The agent resolves “she” to Maria Gonzalez (P-1001) from the first turn, then runs triage on the symptoms — all without the user re-specifying the patient ID. For production, swap MemorySaver with SqliteSaver or a Postgres-backed checkpointer.

Where to Go Next

This agent handles the core triage workflow, but production clinical systems need more:

• FHIR integration: Replace the mock patient dict with real FHIR API calls. The HL7 FHIR standard is the lingua franca of modern EHR systems.
• HIPAA compliance: Any deployment handling real patient data needs encrypted storage, audit logging, and a BAA with your LLM provider. See our agent governance deep dive for the full compliance checklist.
• Structured outputs: Use LangChain’s with_structured_output() to parse triage results into typed Pydantic models — critical for integrating with downstream scheduling and billing systems.
• Human-in-the-loop approval: For high-stakes actions (prescribing, procedure orders), insert an interrupt step that pauses the graph and waits for clinician sign-off.
• Evaluation: Build a golden dataset of 50+ clinical scenarios and run regression tests before every deploy.
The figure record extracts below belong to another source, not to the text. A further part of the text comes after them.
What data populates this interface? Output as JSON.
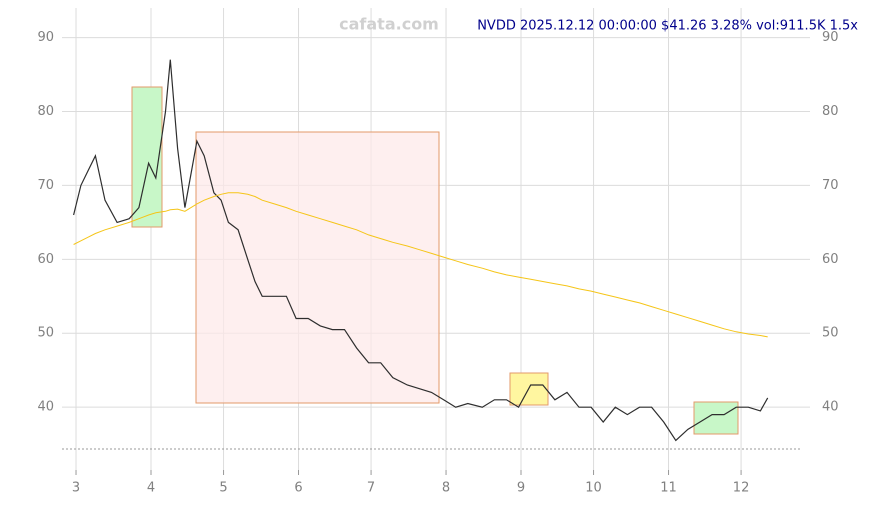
{
  "chart_data": {
    "type": "line",
    "title": "NVDD 2025.12.12 00:00:00 $41.26 3.28% vol:911.5K 1.5x",
    "watermark": "cafata.com",
    "x": [
      59,
      62,
      65,
      68,
      72,
      77,
      82,
      86,
      90,
      93,
      97,
      99,
      102,
      105,
      110,
      113,
      117,
      120,
      123,
      127,
      131,
      134,
      137,
      142,
      147,
      151,
      156,
      161,
      166,
      171,
      176,
      181,
      186,
      191,
      197,
      202,
      207,
      212,
      217,
      222,
      228,
      233,
      238,
      243,
      248,
      253,
      258,
      263,
      268,
      273,
      278,
      283,
      288,
      293,
      298,
      303,
      308,
      313,
      318,
      323,
      328,
      333,
      338,
      343,
      346
    ],
    "series": [
      {
        "color": "#2e2e2e",
        "values": [
          66,
          70,
          72,
          74,
          68,
          65,
          65.5,
          67,
          73,
          71,
          80,
          87,
          75,
          67,
          76,
          74,
          69,
          68,
          65,
          64,
          60,
          57,
          55,
          55,
          55,
          52,
          52,
          51,
          50.5,
          50.5,
          48,
          46,
          46,
          44,
          43,
          42.5,
          42,
          41,
          40,
          40.5,
          40,
          41,
          41,
          40,
          43,
          43,
          41,
          42,
          40,
          40,
          38,
          40,
          39,
          40,
          40,
          38,
          35.5,
          37,
          38,
          39,
          39,
          40,
          40,
          39.5,
          41.26
        ]
      },
      {
        "color": "#f5c518",
        "values": [
          62,
          62.5,
          63,
          63.5,
          64,
          64.5,
          65,
          65.5,
          66,
          66.3,
          66.5,
          66.7,
          66.8,
          66.5,
          67.5,
          68,
          68.5,
          68.8,
          69,
          69,
          68.8,
          68.5,
          68,
          67.5,
          67,
          66.5,
          66,
          65.5,
          65,
          64.5,
          64,
          63.3,
          62.8,
          62.3,
          61.8,
          61.3,
          60.8,
          60.3,
          59.8,
          59.3,
          58.8,
          58.3,
          57.9,
          57.6,
          57.3,
          57,
          56.7,
          56.4,
          56,
          55.7,
          55.3,
          54.9,
          54.5,
          54.1,
          53.6,
          53.1,
          52.6,
          52.1,
          51.6,
          51.1,
          50.6,
          50.2,
          49.9,
          49.7,
          49.5
        ]
      }
    ],
    "xlim": [
      54.2,
      363.5
    ],
    "xticks": [
      {
        "value": 60,
        "label": "3"
      },
      {
        "value": 91,
        "label": "4"
      },
      {
        "value": 121,
        "label": "5"
      },
      {
        "value": 152,
        "label": "6"
      },
      {
        "value": 182,
        "label": "7"
      },
      {
        "value": 213,
        "label": "8"
      },
      {
        "value": 244,
        "label": "9"
      },
      {
        "value": 274,
        "label": "10"
      },
      {
        "value": 305,
        "label": "11"
      },
      {
        "value": 335,
        "label": "12"
      }
    ],
    "ylim": [
      31.5,
      94
    ],
    "yticks": [
      40,
      50,
      60,
      70,
      80,
      90
    ],
    "grid": true
  }
}
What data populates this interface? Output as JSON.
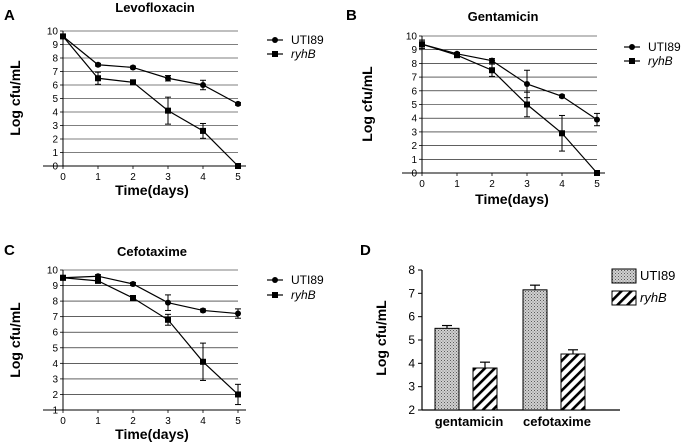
{
  "chart_data": [
    {
      "panel": "A",
      "type": "line",
      "title": "Levofloxacin",
      "xlabel": "Time(days)",
      "ylabel": "Log cfu/mL",
      "x": [
        0,
        1,
        2,
        3,
        4,
        5
      ],
      "xticks": [
        "0",
        "1",
        "2",
        "3",
        "4",
        "5"
      ],
      "xlim": [
        0,
        5
      ],
      "ylim": [
        0,
        10
      ],
      "yticks": [
        0,
        1,
        2,
        3,
        4,
        5,
        6,
        7,
        8,
        9,
        10
      ],
      "grid": true,
      "legend": "top-right",
      "series": [
        {
          "name": "UTI89",
          "marker": "circle",
          "values": [
            9.6,
            7.5,
            7.3,
            6.5,
            6.0,
            4.6
          ],
          "err": [
            0.15,
            0.1,
            0.1,
            0.2,
            0.35,
            0.1
          ]
        },
        {
          "name": "ryhB",
          "italic": true,
          "marker": "square",
          "values": [
            9.6,
            6.5,
            6.2,
            4.1,
            2.6,
            0.0
          ],
          "err": [
            0.15,
            0.45,
            0.1,
            1.0,
            0.55,
            0.0
          ]
        }
      ]
    },
    {
      "panel": "B",
      "type": "line",
      "title": "Gentamicin",
      "xlabel": "Time(days)",
      "ylabel": "Log cfu/mL",
      "x": [
        0,
        1,
        2,
        3,
        4,
        5
      ],
      "xticks": [
        "0",
        "1",
        "2",
        "3",
        "4",
        "5"
      ],
      "xlim": [
        0,
        5
      ],
      "ylim": [
        0,
        10
      ],
      "yticks": [
        0,
        1,
        2,
        3,
        4,
        5,
        6,
        7,
        8,
        9,
        10
      ],
      "grid": true,
      "legend": "top-right",
      "series": [
        {
          "name": "UTI89",
          "marker": "circle",
          "values": [
            9.4,
            8.7,
            8.2,
            6.5,
            5.6,
            3.9
          ],
          "err": [
            0.3,
            0.1,
            0.15,
            1.0,
            0.1,
            0.45
          ]
        },
        {
          "name": "ryhB",
          "italic": true,
          "marker": "square",
          "values": [
            9.4,
            8.6,
            7.5,
            5.0,
            2.9,
            0.0
          ],
          "err": [
            0.3,
            0.1,
            0.45,
            0.9,
            1.3,
            0.0
          ]
        }
      ]
    },
    {
      "panel": "C",
      "type": "line",
      "title": "Cefotaxime",
      "xlabel": "Time(days)",
      "ylabel": "Log cfu/mL",
      "x": [
        0,
        1,
        2,
        3,
        4,
        5
      ],
      "xticks": [
        "0",
        "1",
        "2",
        "3",
        "4",
        "5"
      ],
      "xlim": [
        0,
        5
      ],
      "ylim": [
        1,
        10
      ],
      "yticks": [
        1,
        2,
        3,
        4,
        5,
        6,
        7,
        8,
        9,
        10
      ],
      "grid": true,
      "legend": "top-right",
      "series": [
        {
          "name": "UTI89",
          "marker": "circle",
          "values": [
            9.5,
            9.6,
            9.1,
            7.9,
            7.4,
            7.2
          ],
          "err": [
            0.15,
            0.1,
            0.1,
            0.5,
            0.1,
            0.3
          ]
        },
        {
          "name": "ryhB",
          "italic": true,
          "marker": "square",
          "values": [
            9.5,
            9.3,
            8.2,
            6.8,
            4.1,
            2.0
          ],
          "err": [
            0.15,
            0.1,
            0.1,
            0.35,
            1.2,
            0.65
          ]
        }
      ]
    },
    {
      "panel": "D",
      "type": "bar",
      "title": "",
      "xlabel": "",
      "ylabel": "Log cfu/mL",
      "categories": [
        "gentamicin",
        "cefotaxime"
      ],
      "ylim": [
        2,
        8
      ],
      "yticks": [
        2,
        3,
        4,
        5,
        6,
        7,
        8
      ],
      "grid": false,
      "legend": "top-right",
      "series": [
        {
          "name": "UTI89",
          "pattern": "crosshatch",
          "values": [
            5.5,
            7.15
          ],
          "err": [
            0.12,
            0.2
          ]
        },
        {
          "name": "ryhB",
          "italic": true,
          "pattern": "diagonal",
          "values": [
            3.8,
            4.4
          ],
          "err": [
            0.25,
            0.18
          ]
        }
      ]
    }
  ]
}
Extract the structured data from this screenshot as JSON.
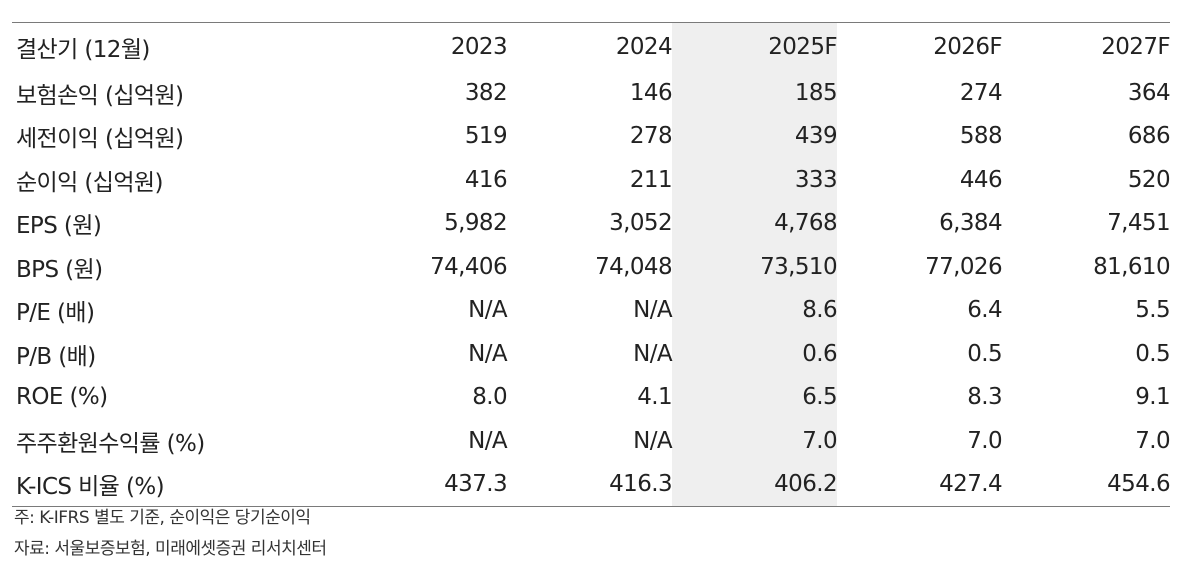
{
  "table": {
    "header": [
      "결산기 (12월)",
      "2023",
      "2024",
      "2025F",
      "2026F",
      "2027F"
    ],
    "highlight_column": "2025F",
    "rows": [
      {
        "label": "보험손익 (십억원)",
        "values": [
          "382",
          "146",
          "185",
          "274",
          "364"
        ]
      },
      {
        "label": "세전이익 (십억원)",
        "values": [
          "519",
          "278",
          "439",
          "588",
          "686"
        ]
      },
      {
        "label": "순이익 (십억원)",
        "values": [
          "416",
          "211",
          "333",
          "446",
          "520"
        ]
      },
      {
        "label": "EPS (원)",
        "values": [
          "5,982",
          "3,052",
          "4,768",
          "6,384",
          "7,451"
        ]
      },
      {
        "label": "BPS (원)",
        "values": [
          "74,406",
          "74,048",
          "73,510",
          "77,026",
          "81,610"
        ]
      },
      {
        "label": "P/E (배)",
        "values": [
          "N/A",
          "N/A",
          "8.6",
          "6.4",
          "5.5"
        ]
      },
      {
        "label": "P/B (배)",
        "values": [
          "N/A",
          "N/A",
          "0.6",
          "0.5",
          "0.5"
        ]
      },
      {
        "label": "ROE (%)",
        "values": [
          "8.0",
          "4.1",
          "6.5",
          "8.3",
          "9.1"
        ]
      },
      {
        "label": "주주환원수익률 (%)",
        "values": [
          "N/A",
          "N/A",
          "7.0",
          "7.0",
          "7.0"
        ]
      },
      {
        "label": "K-ICS 비율 (%)",
        "values": [
          "437.3",
          "416.3",
          "406.2",
          "427.4",
          "454.6"
        ]
      }
    ]
  },
  "footnotes": {
    "note": "주: K-IFRS 별도 기준, 순이익은 당기순이익",
    "source": "자료: 서울보증보험, 미래에셋증권 리서치센터"
  },
  "colors": {
    "highlight": "#efefef",
    "rule": "#7a7a7a",
    "text": "#222222"
  }
}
Our agent evaluation strategies cover the framework.

The pattern we’ve built — lookup, triage, schedule, escalate — transfers to other clinical workflows with minimal changes. Swap the tools, keep the graph structure. For more on the framework landscape, our complete guide to agent frameworks in 2026 compares LangGraph against OpenAI Agents SDK, CrewAI, and AutoGen across production readiness, observability, and deployment complexity.